発行済 2020年05月22日 10:46

更新済 2020年05月22日 11:18

[東京 22日 ロイター] - 日銀は22日、臨時の金融政策決定会合を開き、金融機関向けの新たな資金供給手段を決定した。民間金融機関による無利子・無担保で信用保証付き融資などを対象に、期間1年以内、金利ゼロ%で供給する。金融政策は現状維持としたが、新型コロナの影響を注視し、必要があれば躊躇なく追加緩和を打ち出す方針を改めて示した。

日銀は3月以降、新型コロナ対応で打ち出してきたCP(コマーシャルペーパー)・社債の買い入れ増、金融機関への特別オペ、制度融資などを前提にした新たな資金供給オペの3つを、総枠約75兆円の「新型コロナ対応資金繰り支援特別プログラム」とし、実施期限を半年間延長して2021年3月までとすることを決めた。

新たな資金供給は共通担保を担保に実施する。利用残高の2倍の額を金利ゼロ%の「マクロ加算残高」に加算するとともに、利用残高に相当する当座預金にプラス0.1%の付利を実施する。

新たな資金供給の対象には、緊急経済対策で盛り込まれた無利子・無担保融資、新型コロナ対応として信用保証協会による保証の認定を受けて実行した融資に加え、融資条件面で制度融資に準じたプロパー融資(信用保証協会などの保証が付かない融資)も含む。資金供給の対象は約30兆円。5月末時点の金融機関の融資実績を踏まえ、6月中に開始する予定。

日銀は声明で、一連の措置を通じて企業等の資金繰り支援と市場の安定維持に努める方針を示した。

金融政策は現状維持を決めた。
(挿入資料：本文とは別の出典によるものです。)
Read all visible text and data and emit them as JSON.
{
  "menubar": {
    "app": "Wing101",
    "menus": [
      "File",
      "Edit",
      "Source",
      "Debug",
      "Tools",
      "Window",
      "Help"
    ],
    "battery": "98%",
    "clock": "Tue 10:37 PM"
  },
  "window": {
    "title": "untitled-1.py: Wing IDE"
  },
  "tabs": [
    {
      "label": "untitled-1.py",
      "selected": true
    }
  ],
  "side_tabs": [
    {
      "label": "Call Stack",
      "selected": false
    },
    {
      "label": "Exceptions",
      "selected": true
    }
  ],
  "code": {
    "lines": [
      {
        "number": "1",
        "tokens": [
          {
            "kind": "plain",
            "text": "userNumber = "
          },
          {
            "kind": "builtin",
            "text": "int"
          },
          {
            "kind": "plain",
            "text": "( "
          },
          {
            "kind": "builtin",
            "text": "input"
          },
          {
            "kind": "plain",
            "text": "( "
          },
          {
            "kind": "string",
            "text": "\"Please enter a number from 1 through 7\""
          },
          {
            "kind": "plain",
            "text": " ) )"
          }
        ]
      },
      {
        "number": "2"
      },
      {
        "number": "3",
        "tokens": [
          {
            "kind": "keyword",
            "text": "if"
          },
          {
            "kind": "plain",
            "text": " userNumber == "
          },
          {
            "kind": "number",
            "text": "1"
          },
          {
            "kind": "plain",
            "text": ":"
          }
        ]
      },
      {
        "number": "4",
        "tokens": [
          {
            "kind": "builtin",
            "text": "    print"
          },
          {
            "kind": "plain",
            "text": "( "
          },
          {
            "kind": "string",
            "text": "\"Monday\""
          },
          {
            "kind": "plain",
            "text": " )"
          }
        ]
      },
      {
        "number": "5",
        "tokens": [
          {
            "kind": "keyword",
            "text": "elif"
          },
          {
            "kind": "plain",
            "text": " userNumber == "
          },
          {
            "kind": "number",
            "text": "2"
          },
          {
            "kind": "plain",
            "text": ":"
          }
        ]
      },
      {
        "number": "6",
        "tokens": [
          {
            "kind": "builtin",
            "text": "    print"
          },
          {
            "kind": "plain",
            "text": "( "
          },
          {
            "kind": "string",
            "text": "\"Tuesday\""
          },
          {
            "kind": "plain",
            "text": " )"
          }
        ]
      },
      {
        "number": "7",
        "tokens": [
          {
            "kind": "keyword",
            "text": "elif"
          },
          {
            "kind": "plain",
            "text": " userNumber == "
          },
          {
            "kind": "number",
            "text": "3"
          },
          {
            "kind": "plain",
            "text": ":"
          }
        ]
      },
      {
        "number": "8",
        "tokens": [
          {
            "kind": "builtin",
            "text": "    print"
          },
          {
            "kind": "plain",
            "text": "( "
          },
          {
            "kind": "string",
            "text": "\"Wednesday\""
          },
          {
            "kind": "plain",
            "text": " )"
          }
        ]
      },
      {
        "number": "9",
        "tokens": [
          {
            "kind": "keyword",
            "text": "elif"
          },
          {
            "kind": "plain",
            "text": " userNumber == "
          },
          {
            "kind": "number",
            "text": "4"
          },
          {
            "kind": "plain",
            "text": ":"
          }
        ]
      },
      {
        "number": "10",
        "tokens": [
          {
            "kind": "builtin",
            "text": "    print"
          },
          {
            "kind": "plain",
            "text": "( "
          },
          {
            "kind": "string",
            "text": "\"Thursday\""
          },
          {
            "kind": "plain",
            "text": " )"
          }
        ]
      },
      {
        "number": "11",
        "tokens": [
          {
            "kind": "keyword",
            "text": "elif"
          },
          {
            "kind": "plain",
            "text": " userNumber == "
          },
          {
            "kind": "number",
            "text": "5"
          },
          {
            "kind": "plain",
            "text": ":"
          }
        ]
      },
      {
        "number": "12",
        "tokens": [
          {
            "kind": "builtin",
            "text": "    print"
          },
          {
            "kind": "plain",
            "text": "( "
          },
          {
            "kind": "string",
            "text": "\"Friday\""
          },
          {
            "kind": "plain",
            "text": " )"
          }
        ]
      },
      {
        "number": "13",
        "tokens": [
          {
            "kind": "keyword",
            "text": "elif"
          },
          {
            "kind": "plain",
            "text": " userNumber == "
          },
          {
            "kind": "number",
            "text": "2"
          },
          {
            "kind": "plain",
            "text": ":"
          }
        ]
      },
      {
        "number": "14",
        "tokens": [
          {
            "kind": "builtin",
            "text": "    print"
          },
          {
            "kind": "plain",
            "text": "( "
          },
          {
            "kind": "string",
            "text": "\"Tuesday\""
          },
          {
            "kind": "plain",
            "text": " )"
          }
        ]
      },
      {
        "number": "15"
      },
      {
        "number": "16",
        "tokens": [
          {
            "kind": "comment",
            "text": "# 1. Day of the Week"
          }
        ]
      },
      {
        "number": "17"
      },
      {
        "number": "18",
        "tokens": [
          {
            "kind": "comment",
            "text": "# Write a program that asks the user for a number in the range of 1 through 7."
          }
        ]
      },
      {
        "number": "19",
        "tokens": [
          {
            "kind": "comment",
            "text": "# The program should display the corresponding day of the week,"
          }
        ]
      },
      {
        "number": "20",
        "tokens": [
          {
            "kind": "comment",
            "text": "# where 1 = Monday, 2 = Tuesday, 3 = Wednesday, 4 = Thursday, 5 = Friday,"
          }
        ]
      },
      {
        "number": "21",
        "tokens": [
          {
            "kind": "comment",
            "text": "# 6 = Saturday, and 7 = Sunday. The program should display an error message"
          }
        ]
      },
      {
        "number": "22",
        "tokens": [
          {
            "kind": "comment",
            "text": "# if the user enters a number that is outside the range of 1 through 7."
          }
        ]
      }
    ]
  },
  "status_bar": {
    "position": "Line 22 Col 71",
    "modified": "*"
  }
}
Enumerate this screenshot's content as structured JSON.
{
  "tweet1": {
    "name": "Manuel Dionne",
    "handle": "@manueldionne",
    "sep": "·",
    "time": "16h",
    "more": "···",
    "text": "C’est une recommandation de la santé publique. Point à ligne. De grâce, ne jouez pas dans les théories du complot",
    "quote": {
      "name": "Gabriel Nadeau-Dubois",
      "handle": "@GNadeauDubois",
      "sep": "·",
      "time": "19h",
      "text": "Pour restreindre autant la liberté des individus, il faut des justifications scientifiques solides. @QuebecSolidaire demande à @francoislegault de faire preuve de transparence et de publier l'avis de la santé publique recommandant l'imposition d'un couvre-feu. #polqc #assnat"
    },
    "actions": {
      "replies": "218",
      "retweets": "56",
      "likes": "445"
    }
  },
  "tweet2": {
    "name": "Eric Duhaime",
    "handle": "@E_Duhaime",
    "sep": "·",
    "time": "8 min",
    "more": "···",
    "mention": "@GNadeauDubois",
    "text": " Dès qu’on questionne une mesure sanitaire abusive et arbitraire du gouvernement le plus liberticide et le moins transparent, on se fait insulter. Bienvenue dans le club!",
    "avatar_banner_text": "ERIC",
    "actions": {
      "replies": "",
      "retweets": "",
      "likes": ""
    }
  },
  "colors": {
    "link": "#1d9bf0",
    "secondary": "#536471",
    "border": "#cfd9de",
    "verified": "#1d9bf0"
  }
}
長期金利の誘導目標はゼロ%程度、マイナス金利はマイナス0.1%でそれぞれ据え置いた。長短金利の操作目標の据え置きには片岡剛士委員が反対した。

きょうは黒田東彦総裁の会見を実施しない。臨時会合は、欧州債務危機への対応を議論した2011年11月30日の会合以来、8年半ぶり。